The remaining half of the pancakes are stored in plastic bags and put in the refrigerator for that week.
If I am making breakfast for my husband, I re-heat on top of the stove or sometimes I will use the oven while I made the eggs.
Step 10: Favorite Egg Recipe
I have been making a full size breakfast everyday since March 31 for my husband. I usually make fried eggs, scrambled eggs, eggs over easy and boiled eggs for breakfast. Dried tomatoes would be tasty with his favorite egg recipe.
I made these eggs baked in a mini loaf pan; modifying my scrambled egg recipe, by adding chopped parsley, chopped chives, organic lemons zest and a pinch of lemon infused sea salt and I used one precooked diced sausage patty.
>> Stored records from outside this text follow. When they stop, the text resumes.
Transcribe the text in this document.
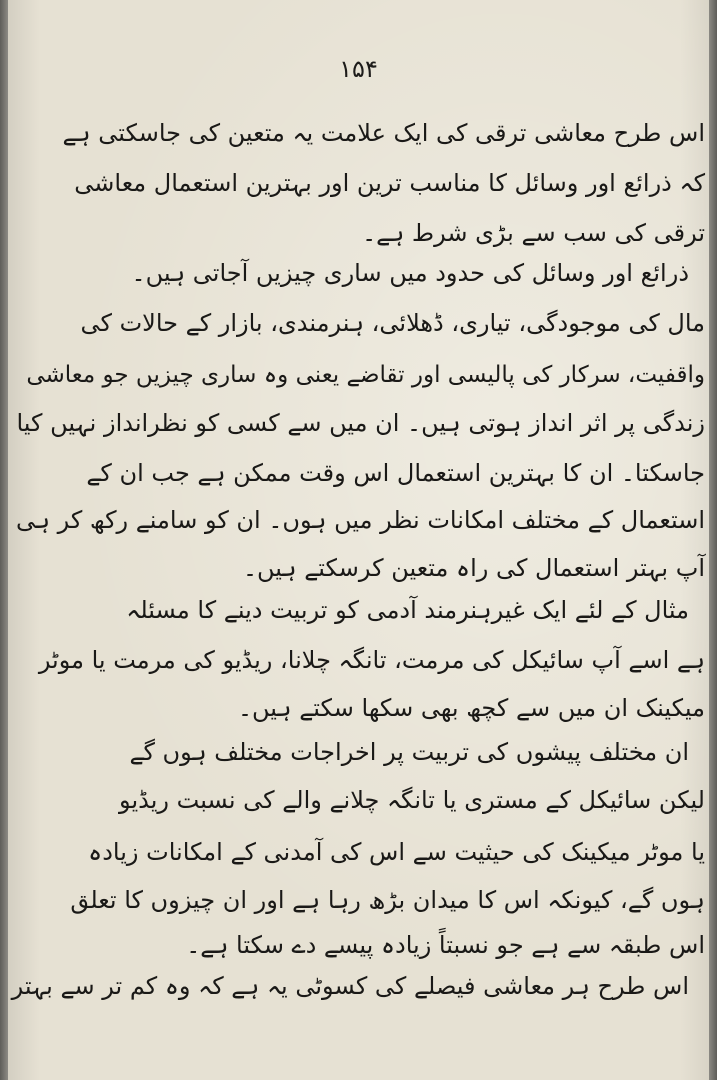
۱۵۴
اس طرح معاشی ترقی کی ایک علامت یہ متعین کی جاسکتی ہے
کہ ذرائع اور وسائل کا مناسب ترین اور بہترین استعمال معاشی
ترقی کی سب سے بڑی شرط ہے۔
ذرائع اور وسائل کی حدود میں ساری چیزیں آجاتی ہیں۔
مال کی موجودگی، تیاری، ڈھلائی، ہنرمندی، بازار کے حالات کی
واقفیت، سرکار کی پالیسی اور تقاضے یعنی وہ ساری چیزیں جو معاشی
زندگی پر اثر انداز ہوتی ہیں۔ ان میں سے کسی کو نظرانداز نہیں کیا
جاسکتا۔ ان کا بہترین استعمال اس وقت ممکن ہے جب ان کے
استعمال کے مختلف امکانات نظر میں ہوں۔ ان کو سامنے رکھ کر ہی
آپ بہتر استعمال کی راہ متعین کرسکتے ہیں۔
مثال کے لئے ایک غیرہنرمند آدمی کو تربیت دینے کا مسئلہ
ہے اسے آپ سائیکل کی مرمت، تانگہ چلانا، ریڈیو کی مرمت یا موٹر
میکینک ان میں سے کچھ بھی سکھا سکتے ہیں۔
ان مختلف پیشوں کی تربیت پر اخراجات مختلف ہوں گے
لیکن سائیکل کے مستری یا تانگہ چلانے والے کی نسبت ریڈیو
یا موٹر میکینک کی حیثیت سے اس کی آمدنی کے امکانات زیادہ
ہوں گے، کیونکہ اس کا میدان بڑھ رہا ہے اور ان چیزوں کا تعلق
اس طبقہ سے ہے جو نسبتاً زیادہ پیسے دے سکتا ہے۔
اس طرح ہر معاشی فیصلے کی کسوٹی یہ ہے کہ وہ کم تر سے بہتر
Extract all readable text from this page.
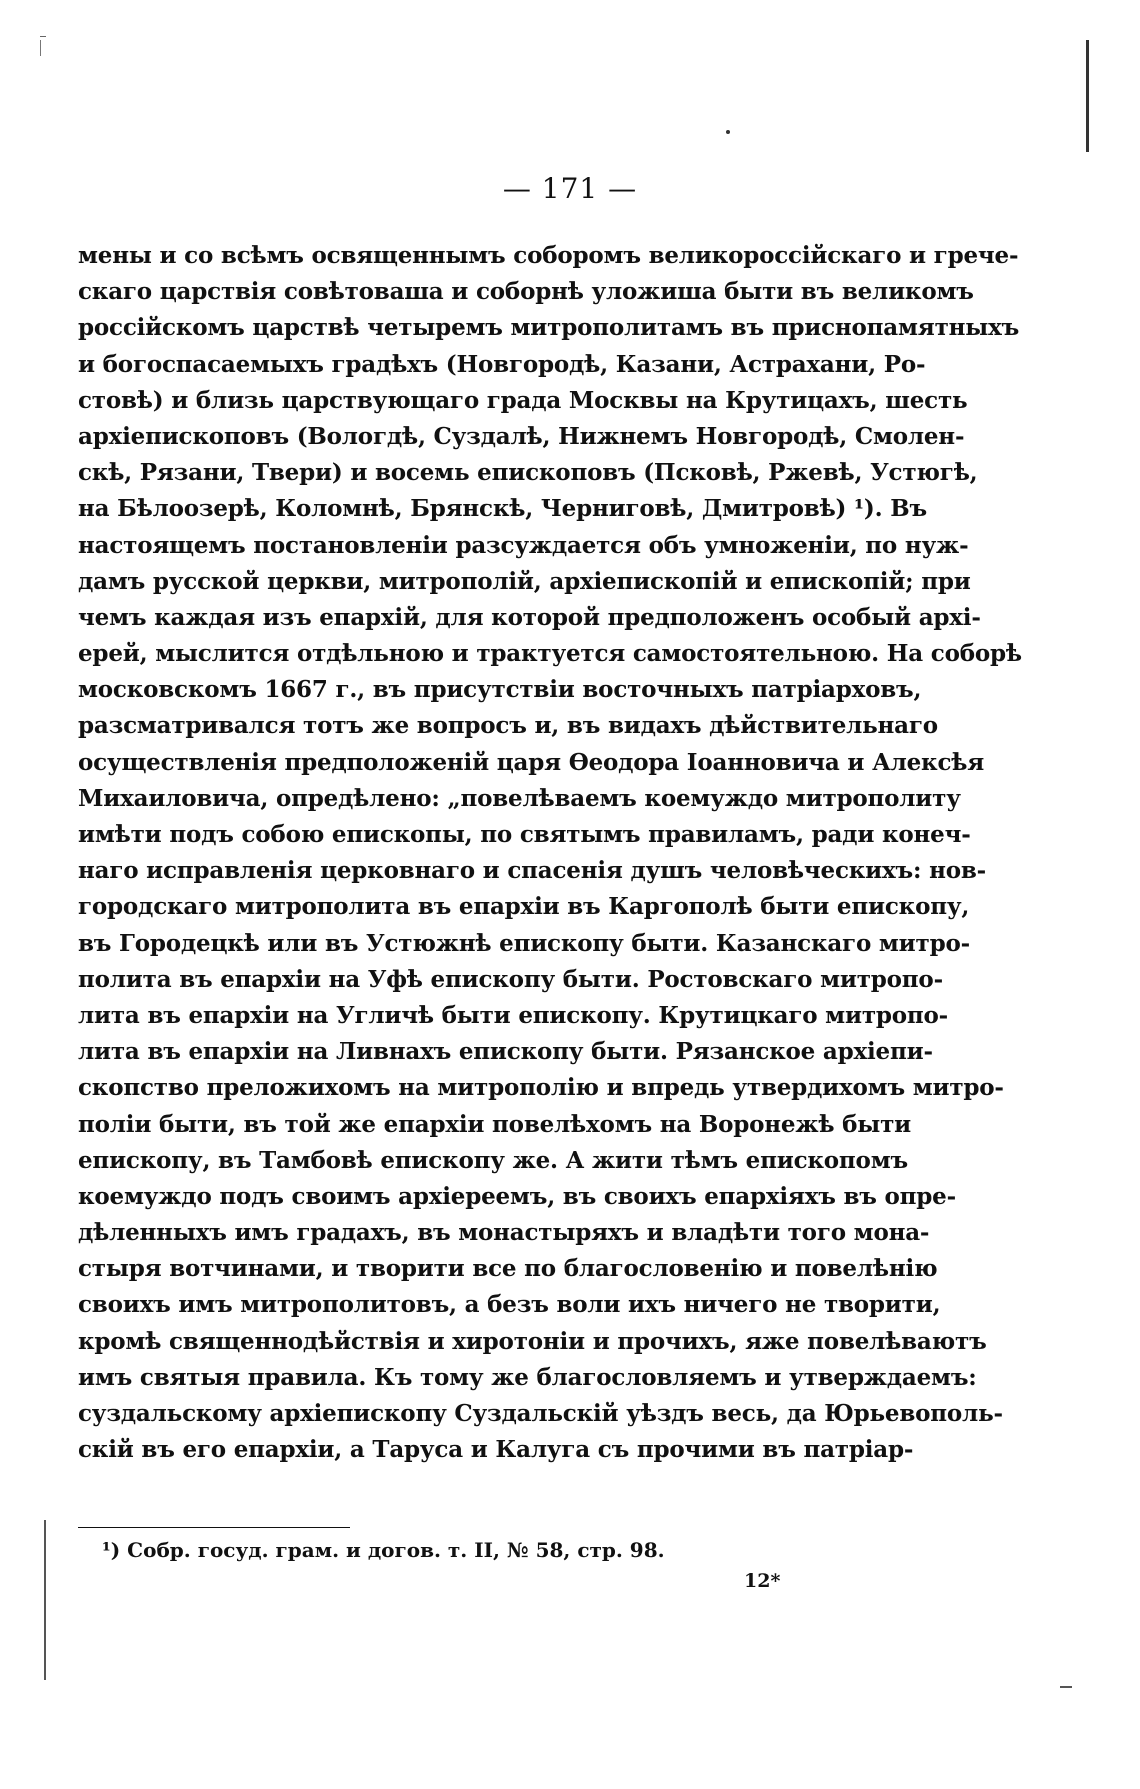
— 171 —
мены и со всѣмъ освященнымъ соборомъ великороссійскаго и грече-
скаго царствія совѣтоваша и соборнѣ уложиша быти въ великомъ
россійскомъ царствѣ четыремъ митрополитамъ въ приснопамятныхъ
и богоспасаемыхъ градѣхъ (Новгородѣ, Казани, Астрахани, Ро-
стовѣ) и близь царствующаго града Москвы на Крутицахъ, шесть
архіепископовъ (Вологдѣ, Суздалѣ, Нижнемъ Новгородѣ, Смолен-
скѣ, Рязани, Твери) и восемь епископовъ (Псковѣ, Ржевѣ, Устюгѣ,
на Бѣлоозерѣ, Коломнѣ, Брянскѣ, Черниговѣ, Дмитровѣ) ¹). Въ
настоящемъ постановленіи разсуждается объ умноженіи, по нуж-
дамъ русской церкви, митрополій, архіепископій и епископій; при
чемъ каждая изъ епархій, для которой предположенъ особый архі-
ерей, мыслится отдѣльною и трактуется самостоятельною. На соборѣ
московскомъ 1667 г., въ присутствіи восточныхъ патріарховъ,
разсматривался тотъ же вопросъ и, въ видахъ дѣйствительнаго
осуществленія предположеній царя Ѳеодора Іоанновича и Алексѣя
Михаиловича, опредѣлено: „повелѣваемъ коемуждо митрополиту
имѣти подъ собою епископы, по святымъ правиламъ, ради конеч-
наго исправленія церковнаго и спасенія душъ человѣческихъ: нов-
городскаго митрополита въ епархіи въ Каргополѣ быти епископу,
въ Городецкѣ или въ Устюжнѣ епископу быти. Казанскаго митро-
полита въ епархіи на Уфѣ епископу быти. Ростовскаго митропо-
лита въ епархіи на Угличѣ быти епископу. Крутицкаго митропо-
лита въ епархіи на Ливнахъ епископу быти. Рязанское архіепи-
скопство преложихомъ на митрополію и впредь утвердихомъ митро-
поліи быти, въ той же епархіи повелѣхомъ на Воронежѣ быти
епископу, въ Тамбовѣ епископу же. А жити тѣмъ епископомъ
коемуждо подъ своимъ архіереемъ, въ своихъ епархіяхъ въ опре-
дѣленныхъ имъ градахъ, въ монастыряхъ и владѣти того мона-
стыря вотчинами, и творити все по благословенію и повелѣнію
своихъ имъ митрополитовъ, а безъ воли ихъ ничего не творити,
кромѣ священнодѣйствія и хиротоніи и прочихъ, яже повелѣваютъ
имъ святыя правила. Къ тому же благословляемъ и утверждаемъ:
суздальскому архіепископу Суздальскій уѣздъ весь, да Юрьевополь-
скій въ его епархіи, а Таруса и Калуга съ прочими въ патріар-
¹) Собр. госуд. грам. и догов. т. II, № 58, стр. 98.
12*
I wanted to see how well this would re-heat in a microwave. I would have used a large muffin pan but I do not have a large one, so I used a mini loaf pan instead. I was pretty sure I would not like eggs made this way, especially re-heated in a microwave but I was amazed at how good it tasted.
I made two batches one with the yeast flakes and one without and my husband and I liked both of them. He thought I worked all day to make this recipe and told me he did not expect me to make it very often. I think I will keep it a secret, so he will feel extra special, having them for breakfast everyday for a week, about once a month! Maybe it will inspire him to remodel my tiny kitchen which needs more counter space.
When I made this recipe, I layered the egg whites first into a coated mini loaf and then I added the mixed yolks with the cooked vegetables, sausage, and then topped the loaf with the pre-cooked sliced mushrooms, the remaining egg yolk and lastly the parsley mixture.
3 egg yolks 2 were beaten with a tablespoon of nutritional yeast flakes and one was left whole.
3 egg whites slightly beaten.
1/8 to a scant 1/4 cup pre-cooked sausage patty, onion, mushroom, baby bell peppers, cherry tomatoes, corn and salt and pepper added to the two beaten egg yolks.
2 tablespoons chopped parsley
1 tablespoon chopped chives
1 teaspoon organic lemon zest
I added one tablespoon of nutritional yeast to the beaten egg yolks to one batch.
Mix together and season to taste with lemon infused sea salt and ground pepper
Pam for coating the loaf pan
Bake at 350 degrees F for about twenty to twenty five minutes or until the whites are not runny.
Cool and store in a covered dish in the refrigerator, for up to a week.
Step 11: Sunshiines Final Thoughts
I love to cook but making breakfast has never been something I look forward to until now! Timing everything to be ready at the same time and keeping them warm, is really hard for me with a limited work space and an oven that does not have a warm temperature. I prefer not using the microwave.
There is a lot of prep work involved in making pre-cooked meals but in the long run it saves money and a considerable amount of time.
I am glad I made the decision to include breakfast in my cooking marathons because my husband has a lot more energy.
I hope these methods will make your cooking and baking marathons easier.
Thanks for stopping by and do have a safe and Happy Spring!